Fire breathing Rift Valley MPs made a mockery of Mau evictees


Published on 21/11/2009

The eviction of squatters from Mau Forest has exposed Agriculture Minister William Ruto as a tactless leader with no clear agenda for his people.

Before I talk about Ruto, may I say that while the motive of the evictions from Mau was good, the execution was disheartening. If the Government honestly wanted to relocate the evictees to their former homes, it should have provided transport and humanitarian assistance to help the people on transit.

But it didn’t and this led to a crisis, which invited the attention of Ruto and some MPs from Rift Valley, including Chepalungu’s Isaac Ruto, Linah Kilimo of Marakwet East and Joshua Kutuny of Chereng’any.

There were more than a dozen MPs, but I single out the three because their actions and statements during the visit were most telling. Isaac Ruto told the desolate and hungry evictees that Prime Minister Raila Odinga did not win the disputed 2007 presidential election.

Kilimo put up a performance that would have instantly won her the ‘Best Actress Award’. When she rose to speak, she did not promise any blankets or food. She informed the IDPs she doubted whether Raila won the elections.

Kutuny was prophetic. He told the shivering evictees that in 2007, he warned his colleagues that Raila was a dangerous man and even expressed doubts whether the PM was the right candidate to vote for, but they ignored him. He capped it all with a warning: The PM should not forget that they have the power to bring him down in Parliament.

The Agriculture Minister was more promising. He told the evictees that he had spoken to President Kibaki and Finance Minister Uhuru Kenyatta about them and negotiated for help. He told Raila not to expect any support from the region in 2012.

I could be wrong, but I think it’s not wrong for me to ask if this was the kind of stuff the evictees wanted to hear at that time and whether it was moral for politicians who earn huge untaxed salaries to walk empty handed into a humanitarian crisis zone, talk crap and then leave ‘their people’ hungry and without any proper shelter.

The more than a dozen MPs came not in Volkswagen Passats, but in their big fuel guzzlers. They carried along bottled water and energy drinks (for themselves, not for the new set of IDPs), had other escort vehicles and bodyguards.
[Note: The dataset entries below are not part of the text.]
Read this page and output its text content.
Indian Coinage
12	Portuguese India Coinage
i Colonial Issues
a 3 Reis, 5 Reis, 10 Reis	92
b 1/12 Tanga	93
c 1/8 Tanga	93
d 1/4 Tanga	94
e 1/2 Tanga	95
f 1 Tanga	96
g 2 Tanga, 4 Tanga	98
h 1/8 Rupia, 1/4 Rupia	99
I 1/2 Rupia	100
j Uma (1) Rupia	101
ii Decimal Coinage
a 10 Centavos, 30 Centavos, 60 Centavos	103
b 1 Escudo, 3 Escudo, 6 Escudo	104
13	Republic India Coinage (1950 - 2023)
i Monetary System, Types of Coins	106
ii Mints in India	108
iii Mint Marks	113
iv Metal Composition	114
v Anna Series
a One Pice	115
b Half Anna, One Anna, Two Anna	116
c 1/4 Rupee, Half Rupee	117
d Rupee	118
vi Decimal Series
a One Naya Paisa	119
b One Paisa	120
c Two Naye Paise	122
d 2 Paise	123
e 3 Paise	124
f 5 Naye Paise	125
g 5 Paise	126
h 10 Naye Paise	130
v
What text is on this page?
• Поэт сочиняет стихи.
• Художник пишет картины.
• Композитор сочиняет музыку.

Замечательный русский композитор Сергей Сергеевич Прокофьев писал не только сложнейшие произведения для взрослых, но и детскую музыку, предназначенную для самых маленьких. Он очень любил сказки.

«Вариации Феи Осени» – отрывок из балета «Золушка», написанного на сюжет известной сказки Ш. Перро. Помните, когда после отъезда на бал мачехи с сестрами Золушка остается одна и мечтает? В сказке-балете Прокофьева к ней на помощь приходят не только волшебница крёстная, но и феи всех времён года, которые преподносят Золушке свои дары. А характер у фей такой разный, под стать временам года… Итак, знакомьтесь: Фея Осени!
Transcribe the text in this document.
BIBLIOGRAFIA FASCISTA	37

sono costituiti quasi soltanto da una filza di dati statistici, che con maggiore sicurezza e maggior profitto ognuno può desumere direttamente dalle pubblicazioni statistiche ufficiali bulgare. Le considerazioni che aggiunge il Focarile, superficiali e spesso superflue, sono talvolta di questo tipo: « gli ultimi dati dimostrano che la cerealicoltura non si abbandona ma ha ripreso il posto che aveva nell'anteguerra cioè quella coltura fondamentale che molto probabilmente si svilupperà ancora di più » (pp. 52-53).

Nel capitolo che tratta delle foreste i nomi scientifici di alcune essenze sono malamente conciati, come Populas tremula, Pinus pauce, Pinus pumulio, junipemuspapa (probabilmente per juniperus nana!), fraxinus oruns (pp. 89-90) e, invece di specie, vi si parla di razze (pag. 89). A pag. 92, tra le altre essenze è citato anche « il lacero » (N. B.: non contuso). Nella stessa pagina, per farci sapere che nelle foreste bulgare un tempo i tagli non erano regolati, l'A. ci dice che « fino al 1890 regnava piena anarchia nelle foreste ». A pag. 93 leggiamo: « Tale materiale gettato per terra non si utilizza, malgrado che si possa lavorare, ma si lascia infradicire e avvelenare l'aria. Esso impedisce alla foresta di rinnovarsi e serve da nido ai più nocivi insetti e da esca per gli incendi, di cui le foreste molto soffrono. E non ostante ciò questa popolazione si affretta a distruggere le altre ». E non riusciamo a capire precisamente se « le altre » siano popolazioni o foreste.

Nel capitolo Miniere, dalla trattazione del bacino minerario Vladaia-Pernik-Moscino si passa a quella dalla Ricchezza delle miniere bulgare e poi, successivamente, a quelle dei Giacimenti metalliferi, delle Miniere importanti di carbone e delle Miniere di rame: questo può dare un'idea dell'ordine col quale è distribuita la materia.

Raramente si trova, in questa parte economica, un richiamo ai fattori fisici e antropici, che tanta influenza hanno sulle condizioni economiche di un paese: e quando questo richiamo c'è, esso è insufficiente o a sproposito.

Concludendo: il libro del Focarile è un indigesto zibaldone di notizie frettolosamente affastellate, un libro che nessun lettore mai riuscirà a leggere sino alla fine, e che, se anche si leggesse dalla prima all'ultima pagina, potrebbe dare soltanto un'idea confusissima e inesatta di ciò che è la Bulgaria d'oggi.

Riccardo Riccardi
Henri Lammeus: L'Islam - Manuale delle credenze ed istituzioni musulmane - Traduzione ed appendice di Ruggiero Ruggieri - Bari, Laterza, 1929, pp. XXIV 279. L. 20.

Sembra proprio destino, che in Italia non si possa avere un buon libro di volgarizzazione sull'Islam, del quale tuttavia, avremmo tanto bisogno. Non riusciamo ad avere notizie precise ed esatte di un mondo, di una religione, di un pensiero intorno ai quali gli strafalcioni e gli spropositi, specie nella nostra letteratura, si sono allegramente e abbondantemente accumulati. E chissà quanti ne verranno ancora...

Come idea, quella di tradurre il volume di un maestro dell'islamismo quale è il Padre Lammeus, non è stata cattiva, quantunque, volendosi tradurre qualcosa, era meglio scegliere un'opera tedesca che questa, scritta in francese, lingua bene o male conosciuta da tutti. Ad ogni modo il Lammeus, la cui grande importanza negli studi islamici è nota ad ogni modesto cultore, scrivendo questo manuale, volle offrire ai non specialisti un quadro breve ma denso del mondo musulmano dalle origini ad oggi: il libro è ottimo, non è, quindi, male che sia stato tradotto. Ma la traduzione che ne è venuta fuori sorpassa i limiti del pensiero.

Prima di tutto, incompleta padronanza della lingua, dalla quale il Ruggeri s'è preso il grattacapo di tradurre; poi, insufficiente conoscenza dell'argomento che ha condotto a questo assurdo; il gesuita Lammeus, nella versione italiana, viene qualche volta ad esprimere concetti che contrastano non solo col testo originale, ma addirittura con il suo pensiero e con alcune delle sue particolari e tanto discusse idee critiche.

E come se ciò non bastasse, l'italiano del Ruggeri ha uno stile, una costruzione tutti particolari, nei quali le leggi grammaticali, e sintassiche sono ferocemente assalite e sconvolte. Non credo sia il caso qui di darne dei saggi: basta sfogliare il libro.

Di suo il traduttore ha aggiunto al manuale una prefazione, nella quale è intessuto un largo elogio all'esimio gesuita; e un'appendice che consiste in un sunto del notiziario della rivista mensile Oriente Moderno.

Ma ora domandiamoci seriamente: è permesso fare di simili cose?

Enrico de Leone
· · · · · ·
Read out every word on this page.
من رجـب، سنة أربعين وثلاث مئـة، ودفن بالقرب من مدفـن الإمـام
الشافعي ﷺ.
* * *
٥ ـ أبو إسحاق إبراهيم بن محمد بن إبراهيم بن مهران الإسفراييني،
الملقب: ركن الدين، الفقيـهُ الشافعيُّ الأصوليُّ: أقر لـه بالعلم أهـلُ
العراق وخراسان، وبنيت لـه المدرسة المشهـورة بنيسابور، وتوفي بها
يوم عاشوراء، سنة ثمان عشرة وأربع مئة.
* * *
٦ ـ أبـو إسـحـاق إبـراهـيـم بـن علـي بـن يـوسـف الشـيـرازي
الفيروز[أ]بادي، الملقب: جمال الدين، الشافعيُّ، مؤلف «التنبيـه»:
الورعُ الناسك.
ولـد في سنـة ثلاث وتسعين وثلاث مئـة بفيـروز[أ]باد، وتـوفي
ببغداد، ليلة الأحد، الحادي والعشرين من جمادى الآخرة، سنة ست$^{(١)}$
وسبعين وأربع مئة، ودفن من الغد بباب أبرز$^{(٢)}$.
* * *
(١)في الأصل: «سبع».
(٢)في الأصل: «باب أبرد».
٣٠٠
If the MPs were serious about helping ‘their people’, they should have used a portion of their fat salaries to buy food, tents medical supplies or offered any relevant humanitarian support instead of telling them about Raila.

Raila is not food or shelter.

Ruto has made his point about the PM and it is now time to shift dialogue to more important national matters. If Ruto seriously wants to be president, he should stop this obsession with Raila and begin charting his own course as a matter of urgency.

He has wasted too much political capital fighting needless wars.